In the mid-19th century, a group of local businessmen decided to form a company, to be known as the "Market Rasen Corn Exchange and Market Company", to finance and commission a corn exchange for the town. After some debate, they selected a site on the north side of Queen Street

The building was designed by Henry Goddard in the Italianate style, built in ashlar stone and was completed in July 1854. The design involved a symmetrical main frontage of three bays facing onto Queen Street. The ground floor was rusticated and each of the bays was flanked by pilasters. The central bay featured a round headed doorway with a keystone decorated with a carved wheatsheaf, while the outer bays featured round headed windows with keystones. The first floor was fenestrated with sash windows; the central window was surmounted by a triangular pediment supported by corbels, while the outer windows were surmounted by cornices which were also supported by corbels. At roof level, there was a modillioned cornice.

A rival faction, who had dissented over the location chosen, commissioned an alternative hall designed by Bellamy and Hardy on the corner of the Market Place and the High Street. The Market Place building opened in September 1854, but almost immediately got into financial difficulty. After a merger of the two operations in 1856, the Queen Street building became the sole corn exchange in the town. (Note: The rival building in the Market Place featured a corner portico flanked by Doric order columns supporting an entablature, and Venetian windows on two sides of the building. It went on to become a market for the sale of dairy products as well as the local town hall; it was converted for use as a cinema showing silent films in 1914, but after becoming dilapidated, was demolished in 1960.)
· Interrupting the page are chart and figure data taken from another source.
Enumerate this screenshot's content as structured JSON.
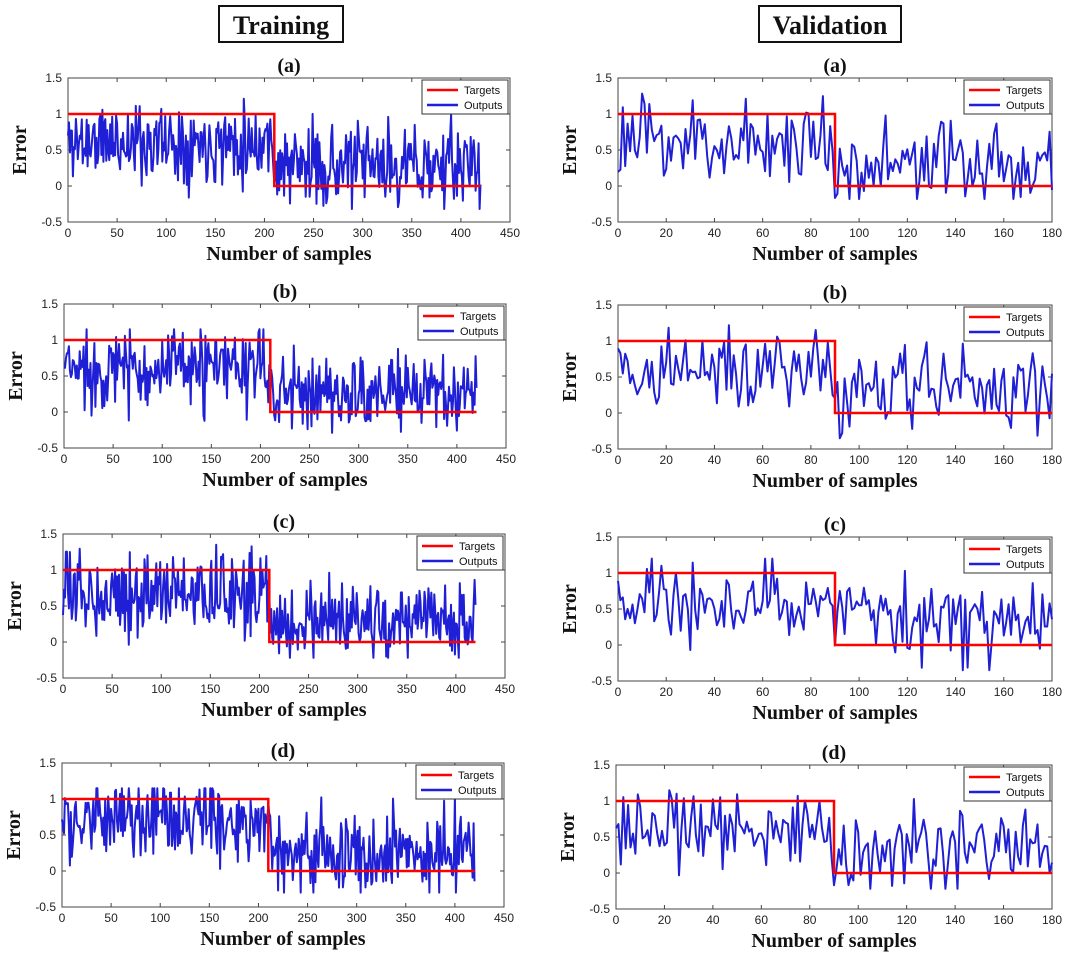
{
  "headers": {
    "training": "Training",
    "validation": "Validation"
  },
  "colors": {
    "targets": "#ff0000",
    "outputs": "#1f1fd6"
  },
  "chart_data": [
    {
      "type": "line",
      "column": "training",
      "title": "(a)",
      "xlabel": "Number of samples",
      "ylabel": "Error",
      "xlim": [
        0,
        450
      ],
      "ylim": [
        -0.5,
        1.5
      ],
      "xticks": [
        "0",
        "50",
        "100",
        "150",
        "200",
        "250",
        "300",
        "350",
        "400",
        "450"
      ],
      "yticks": [
        "-0.5",
        "0",
        "0.5",
        "1",
        "1.5"
      ],
      "n_samples": 420,
      "switch_at": 210,
      "seed": 11,
      "legend": {
        "position": "top-right",
        "entries": [
          "Targets",
          "Outputs"
        ]
      },
      "series": [
        {
          "name": "Targets",
          "points": [
            [
              0,
              1
            ],
            [
              210,
              1
            ],
            [
              210,
              0
            ],
            [
              420,
              0
            ]
          ]
        },
        {
          "name": "Outputs",
          "class_means": [
            0.62,
            0.28
          ],
          "spread": 0.55,
          "range": [
            -0.32,
            1.38
          ]
        }
      ]
    },
    {
      "type": "line",
      "column": "validation",
      "title": "(a)",
      "xlabel": "Number of samples",
      "ylabel": "Error",
      "xlim": [
        0,
        180
      ],
      "ylim": [
        -0.5,
        1.5
      ],
      "xticks": [
        "0",
        "20",
        "40",
        "60",
        "80",
        "100",
        "120",
        "140",
        "160",
        "180"
      ],
      "yticks": [
        "-0.5",
        "0",
        "0.5",
        "1",
        "1.5"
      ],
      "n_samples": 180,
      "switch_at": 90,
      "seed": 23,
      "legend": {
        "position": "top-right",
        "entries": [
          "Targets",
          "Outputs"
        ]
      },
      "series": [
        {
          "name": "Targets",
          "points": [
            [
              0,
              1
            ],
            [
              90,
              1
            ],
            [
              90,
              0
            ],
            [
              180,
              0
            ]
          ]
        },
        {
          "name": "Outputs",
          "class_means": [
            0.62,
            0.3
          ],
          "spread": 0.6,
          "range": [
            -0.18,
            1.45
          ]
        }
      ]
    },
    {
      "type": "line",
      "column": "training",
      "title": "(b)",
      "xlabel": "Number of samples",
      "ylabel": "Error",
      "xlim": [
        0,
        450
      ],
      "ylim": [
        -0.5,
        1.5
      ],
      "xticks": [
        "0",
        "50",
        "100",
        "150",
        "200",
        "250",
        "300",
        "350",
        "400",
        "450"
      ],
      "yticks": [
        "-0.5",
        "0",
        "0.5",
        "1",
        "1.5"
      ],
      "n_samples": 420,
      "switch_at": 210,
      "seed": 37,
      "legend": {
        "position": "top-right",
        "entries": [
          "Targets",
          "Outputs"
        ]
      },
      "series": [
        {
          "name": "Targets",
          "points": [
            [
              0,
              1
            ],
            [
              210,
              1
            ],
            [
              210,
              0
            ],
            [
              420,
              0
            ]
          ]
        },
        {
          "name": "Outputs",
          "class_means": [
            0.6,
            0.27
          ],
          "spread": 0.55,
          "range": [
            -0.42,
            1.15
          ]
        }
      ]
    },
    {
      "type": "line",
      "column": "validation",
      "title": "(b)",
      "xlabel": "Number of samples",
      "ylabel": "Error",
      "xlim": [
        0,
        180
      ],
      "ylim": [
        -0.5,
        1.5
      ],
      "xticks": [
        "0",
        "20",
        "40",
        "60",
        "80",
        "100",
        "120",
        "140",
        "160",
        "180"
      ],
      "yticks": [
        "-0.5",
        "0",
        "0.5",
        "1",
        "1.5"
      ],
      "n_samples": 180,
      "switch_at": 90,
      "seed": 41,
      "legend": {
        "position": "top-right",
        "entries": [
          "Targets",
          "Outputs"
        ]
      },
      "series": [
        {
          "name": "Targets",
          "points": [
            [
              0,
              1
            ],
            [
              90,
              1
            ],
            [
              90,
              0
            ],
            [
              180,
              0
            ]
          ]
        },
        {
          "name": "Outputs",
          "class_means": [
            0.6,
            0.32
          ],
          "spread": 0.6,
          "range": [
            -0.35,
            1.22
          ]
        }
      ]
    },
    {
      "type": "line",
      "column": "training",
      "title": "(c)",
      "xlabel": "Number of samples",
      "ylabel": "Error",
      "xlim": [
        0,
        450
      ],
      "ylim": [
        -0.5,
        1.5
      ],
      "xticks": [
        "0",
        "50",
        "100",
        "150",
        "200",
        "250",
        "300",
        "350",
        "400",
        "450"
      ],
      "yticks": [
        "-0.5",
        "0",
        "0.5",
        "1",
        "1.5"
      ],
      "n_samples": 420,
      "switch_at": 210,
      "seed": 53,
      "legend": {
        "position": "top-right",
        "entries": [
          "Targets",
          "Outputs"
        ]
      },
      "series": [
        {
          "name": "Targets",
          "points": [
            [
              0,
              1
            ],
            [
              210,
              1
            ],
            [
              210,
              0
            ],
            [
              420,
              0
            ]
          ]
        },
        {
          "name": "Outputs",
          "class_means": [
            0.68,
            0.27
          ],
          "spread": 0.55,
          "range": [
            -0.22,
            1.35
          ]
        }
      ]
    },
    {
      "type": "line",
      "column": "validation",
      "title": "(c)",
      "xlabel": "Number of samples",
      "ylabel": "Error",
      "xlim": [
        0,
        180
      ],
      "ylim": [
        -0.5,
        1.5
      ],
      "xticks": [
        "0",
        "20",
        "40",
        "60",
        "80",
        "100",
        "120",
        "140",
        "160",
        "180"
      ],
      "yticks": [
        "-0.5",
        "0",
        "0.5",
        "1",
        "1.5"
      ],
      "n_samples": 180,
      "switch_at": 90,
      "seed": 67,
      "legend": {
        "position": "top-right",
        "entries": [
          "Targets",
          "Outputs"
        ]
      },
      "series": [
        {
          "name": "Targets",
          "points": [
            [
              0,
              1
            ],
            [
              90,
              1
            ],
            [
              90,
              0
            ],
            [
              180,
              0
            ]
          ]
        },
        {
          "name": "Outputs",
          "class_means": [
            0.6,
            0.33
          ],
          "spread": 0.6,
          "range": [
            -0.35,
            1.2
          ]
        }
      ]
    },
    {
      "type": "line",
      "column": "training",
      "title": "(d)",
      "xlabel": "Number of samples",
      "ylabel": "Error",
      "xlim": [
        0,
        450
      ],
      "ylim": [
        -0.5,
        1.5
      ],
      "xticks": [
        "0",
        "50",
        "100",
        "150",
        "200",
        "250",
        "300",
        "350",
        "400",
        "450"
      ],
      "yticks": [
        "-0.5",
        "0",
        "0.5",
        "1",
        "1.5"
      ],
      "n_samples": 420,
      "switch_at": 210,
      "seed": 71,
      "legend": {
        "position": "top-right",
        "entries": [
          "Targets",
          "Outputs"
        ]
      },
      "series": [
        {
          "name": "Targets",
          "points": [
            [
              0,
              1
            ],
            [
              210,
              1
            ],
            [
              210,
              0
            ],
            [
              420,
              0
            ]
          ]
        },
        {
          "name": "Outputs",
          "class_means": [
            0.7,
            0.3
          ],
          "spread": 0.55,
          "range": [
            -0.3,
            1.15
          ]
        }
      ]
    },
    {
      "type": "line",
      "column": "validation",
      "title": "(d)",
      "xlabel": "Number of samples",
      "ylabel": "Error",
      "xlim": [
        0,
        180
      ],
      "ylim": [
        -0.5,
        1.5
      ],
      "xticks": [
        "0",
        "20",
        "40",
        "60",
        "80",
        "100",
        "120",
        "140",
        "160",
        "180"
      ],
      "yticks": [
        "-0.5",
        "0",
        "0.5",
        "1",
        "1.5"
      ],
      "n_samples": 180,
      "switch_at": 90,
      "seed": 83,
      "legend": {
        "position": "top-right",
        "entries": [
          "Targets",
          "Outputs"
        ]
      },
      "series": [
        {
          "name": "Targets",
          "points": [
            [
              0,
              1
            ],
            [
              90,
              1
            ],
            [
              90,
              0
            ],
            [
              180,
              0
            ]
          ]
        },
        {
          "name": "Outputs",
          "class_means": [
            0.6,
            0.27
          ],
          "spread": 0.6,
          "range": [
            -0.22,
            1.15
          ]
        }
      ]
    }
  ]
}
The use of the Queen Street building as a corn exchange declined significantly in the wake of the Great Depression of British Agriculture in the late 19th century. Instead, it became a public events venue hosting balls, concerts and public meetings. It also became the meeting place of the local masonic lodge, "Bayons Lodge".

In May 1945, a dance was arranged in the building to celebrate Victory in Europe Day, in the latter stages of the Second World War. After the war and, into the 21st century, regular auctions of agricultural goods were held in the corn exchange sale room. An extensive programme of refurbishment works was completed in 2008, and the building subsequently became the offices of a firm of chartered surveyors, Perkins, George Mawer & Co.